Armitage writes extensively for radio and television, and is the author of four stage plays, including Mister Heracles, a version of the Euripides play The Madness of Heracles, and The Last Days of Troy, performed at Shakespeare’s Globe in 2014. His dramatization of The Odyssey, commissioned by the BBC, was published as Homer’s Odyssey – A Retelling by Faber & Faber in the UK and by Norton in the US. In 2005 he received an Ivor Novello Award for his song-lyrics in the Channel 4 film Feltham Sings, which also won a BAFTA, and in 2006 his television documentary Song Birds was screened at the Sun Dance Film Festival. As a broadcaster Armitage has presented films for the BBC on Sir Gawain and the Green Knight, Arthurian Literature and on Homer’s Odyssey, sailing from Troy in Turkey to the Greek island of Ithaca. In 2006 he wrote the libretto for the opera The Assassin Tree, composed by Stuart McRae, which premiered at the Edinburgh International Festival.

Armitage has published two novels, Little Green Man (Penguin, 2001) and The White Stuff (Penguin, 2004). His other prose works include the three best-selling non-fiction titles All Points North; Walking Home—published in the US by Norton under the title Walking Home, a Poet’s Journey; and Walking Away.

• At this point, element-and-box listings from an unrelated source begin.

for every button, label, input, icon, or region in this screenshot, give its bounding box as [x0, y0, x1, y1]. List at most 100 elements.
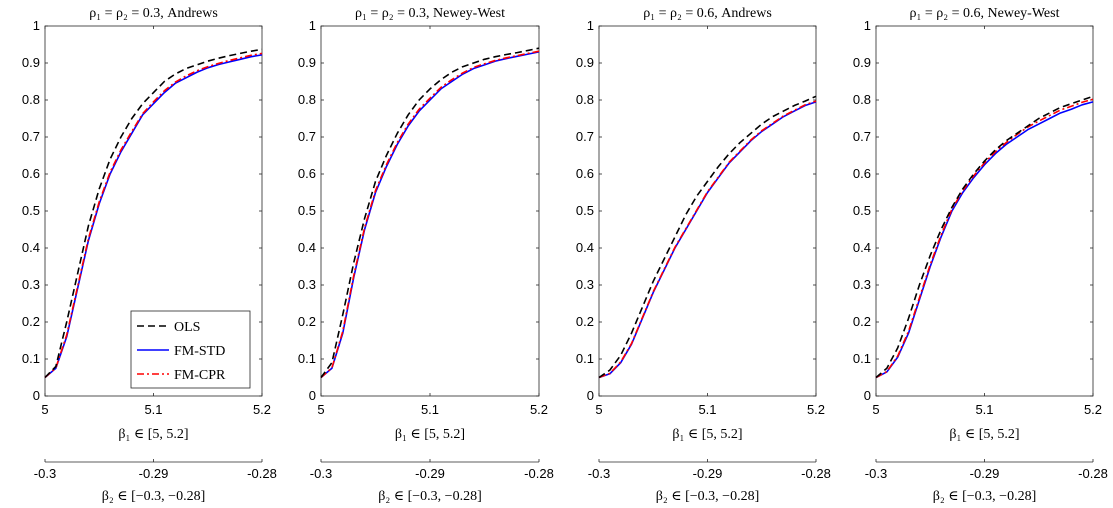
series-line-fm-std	[875, 101, 1094, 379]
legend-label-fm-cpr: FM-CPR	[174, 368, 226, 383]
y-tick-label: 1	[309, 18, 316, 33]
x2-tick-label: -0.3	[865, 466, 887, 481]
y-tick-label: 0.6	[853, 166, 871, 181]
y-tick-label: 0.7	[576, 129, 594, 144]
x2-tick-label: -0.3	[310, 466, 332, 481]
y-tick-label: 0.7	[298, 129, 316, 144]
y-tick-label: 0.8	[576, 92, 594, 107]
x-tick-label: 5.1	[975, 402, 993, 417]
x-tick-label: 5.1	[144, 402, 162, 417]
x2-tick-label: -0.29	[693, 466, 723, 481]
x-tick-label: 5	[317, 402, 324, 417]
chart-title: ρ₁ = ρ₂ = 0.3, Andrews	[89, 6, 218, 21]
y-tick-label: 0	[309, 388, 316, 403]
y-tick-label: 1	[587, 18, 594, 33]
x-tick-label: 5	[41, 402, 48, 417]
y-tick-label: 0.3	[853, 277, 871, 292]
chart-panel-3: ρ₁ = ρ₂ = 0.6, Andrews 0 0.1 0.2 0.3 0.4 0.5 0.…	[576, 6, 831, 504]
x-tick-label: 5	[595, 402, 602, 417]
y-tick-label: 0.3	[298, 277, 316, 292]
y-tick-label: 0.4	[576, 240, 594, 255]
y-tick-label: 0.9	[22, 55, 40, 70]
x2-tick-label: -0.28	[247, 466, 277, 481]
y-tick-label: 0.4	[22, 240, 40, 255]
y-tick-label: 0.2	[853, 314, 871, 329]
chart-title: ρ₁ = ρ₂ = 0.6, Andrews	[643, 6, 772, 21]
x-tick-label: 5.2	[530, 402, 548, 417]
y-tick-label: 0.3	[576, 277, 594, 292]
chart-title: ρ₁ = ρ₂ = 0.6, Newey-West	[910, 6, 1060, 21]
y-tick-label: 0.2	[22, 314, 40, 329]
x2-tick-label: -0.29	[139, 466, 169, 481]
series-line-fm-cpr	[598, 100, 817, 379]
x-tick-label: 5.2	[253, 402, 271, 417]
series-line-fm-cpr	[320, 50, 540, 379]
y-tick-label: 0.1	[853, 351, 871, 366]
legend-label-ols: OLS	[174, 320, 200, 335]
x-tick-label: 5.2	[807, 402, 825, 417]
plot-area-frame	[320, 25, 540, 397]
series-line-ols	[598, 95, 817, 379]
y-tick-label: 0.6	[22, 166, 40, 181]
y-tick-label: 0	[864, 388, 871, 403]
x2-tick-label: -0.29	[970, 466, 1000, 481]
legend-label-fm-std: FM-STD	[174, 344, 225, 359]
y-tick-label: 0.1	[576, 351, 594, 366]
y-tick-label: 0	[33, 388, 40, 403]
chart-panel-4: ρ₁ = ρ₂ = 0.6, Newey-West 0 0.1 0.2 0.3 0.4 0.…	[853, 6, 1108, 504]
y-tick-label: 0.8	[298, 92, 316, 107]
x-tick-label: 5.1	[698, 402, 716, 417]
x-tick-label: 5	[872, 402, 879, 417]
x-tick-label: 5.1	[421, 402, 439, 417]
series-line-fm-std	[598, 101, 817, 379]
x2-tick-label: -0.28	[524, 466, 554, 481]
legend: OLS FM-STD FM-CPR	[130, 310, 251, 389]
y-tick-label: 0.5	[298, 203, 316, 218]
y-tick-label: 0.4	[298, 240, 316, 255]
y-tick-label: 0.8	[853, 92, 871, 107]
y-tick-label: 0.2	[298, 314, 316, 329]
x2-tick-label: -0.3	[588, 466, 610, 481]
y-tick-label: 0.3	[22, 277, 40, 292]
y-tick-label: 0.5	[22, 203, 40, 218]
y-tick-label: 0.9	[576, 55, 594, 70]
y-tick-label: 0.4	[853, 240, 871, 255]
x2-tick-label: -0.3	[34, 466, 56, 481]
y-tick-label: 0.9	[853, 55, 871, 70]
y-tick-label: 0.6	[576, 166, 594, 181]
y-tick-label: 0.1	[298, 351, 316, 366]
y-tick-label: 0.7	[853, 129, 871, 144]
y-tick-label: 0.2	[576, 314, 594, 329]
chart-panel-2: ρ₁ = ρ₂ = 0.3, Newey-West 0 0.1 0.2 0.3 0.4 0.…	[298, 6, 554, 504]
x-tick-label: 5.2	[1084, 402, 1102, 417]
x2-axis-label: β₂ ∈ [−0.3, −0.28]	[656, 489, 759, 504]
y-tick-label: 1	[33, 18, 40, 33]
series-line-fm-std	[44, 54, 263, 379]
x2-tick-label: -0.29	[415, 466, 445, 481]
y-tick-label: 0.6	[298, 166, 316, 181]
y-tick-label: 0.7	[22, 129, 40, 144]
y-tick-label: 0.8	[22, 92, 40, 107]
x-axis-label: β₁ ∈ [5, 5.2]	[395, 427, 465, 442]
chart-title: ρ₁ = ρ₂ = 0.3, Newey-West	[355, 6, 505, 21]
y-tick-label: 1	[864, 18, 871, 33]
y-tick-label: 0.5	[853, 203, 871, 218]
series-line-ols	[44, 48, 263, 379]
x2-tick-label: -0.28	[1078, 466, 1108, 481]
chart-panel-1: ρ₁ = ρ₂ = 0.3, Andrews 0 0.1 0.2 0.3 0.4 0.5 0.…	[22, 6, 277, 504]
x-axis-label: β₁ ∈ [5, 5.2]	[949, 427, 1019, 442]
y-tick-label: 0.5	[576, 203, 594, 218]
series-line-fm-cpr	[875, 98, 1094, 379]
x2-axis-label: β₂ ∈ [−0.3, −0.28]	[102, 489, 205, 504]
y-tick-label: 0	[587, 388, 594, 403]
x2-axis-label: β₂ ∈ [−0.3, −0.28]	[378, 489, 481, 504]
x-axis-label: β₁ ∈ [5, 5.2]	[118, 427, 188, 442]
x2-axis-label: β₂ ∈ [−0.3, −0.28]	[933, 489, 1036, 504]
series-line-fm-std	[320, 51, 540, 379]
x2-tick-label: -0.28	[801, 466, 831, 481]
series-line-ols	[320, 47, 540, 378]
series-line-fm-cpr	[44, 52, 263, 379]
plot-area-frame	[875, 25, 1094, 397]
y-tick-label: 0.9	[298, 55, 316, 70]
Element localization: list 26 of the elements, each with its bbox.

Armitage has served as a judge for the Forward Prize, the T.S Eliot Prize, the Whitbread Prize, the Griffin Prize, and in 2006 was a judge for the Man Booker Prize. Simon Armitage is a Vice President of the Poetry Society and in 2004 he was elected a Fellow of the Royal Society of Literature. He has taught at the University of Leeds, Manchester Metropolitan University and in 2000 at the University of Iowa’s Writers’ Workshop. In 2012, as an artist in residence at London’s South Bank Centre, he conceived and curated Poetry Parnassus, a gathering of world poets and poetry from every Olympic nation as part of Britain’s Cultural Olympiad, a landmark event generally recognized as the biggest coming together of international poets in history.

Short Bio

One of England’s best-loved authors and current U.K. Poet Laureate, Simon Armitage is an award-winning poet, author, songwriter, playwright, and translator. His numerous collections of poetry include The Unaccompanied (August 2017), Paper Aeroplane: Poems 1989-2014,  Seeing StarsTyrannosaurus Rex Versus the Corduroy Kid, and The Shout. In addition, he has published new verse translations of The OdysseySir Gawain and the Green Knight, and The Death of King Arthur. His nonfiction book, Walking Home: A Poet’s Journey, documents his 265-mile walking tour across England, working as a “modern troubadour.”In 2010, for services to poetry, Armitage was appointed Commander of the Order of the British Empire (CBE) at Buckingham Palace. His other numerous awards in the UK include the Gregory Award and a Forward Prize; in the US he has received a major Lannan Award and was twice shortlisted for the National Book Critics Circle Award. Armitage is the current Professor of Poetry at Oxford University (2015-2019) and is Professor of Poetry at the University of Sheffield.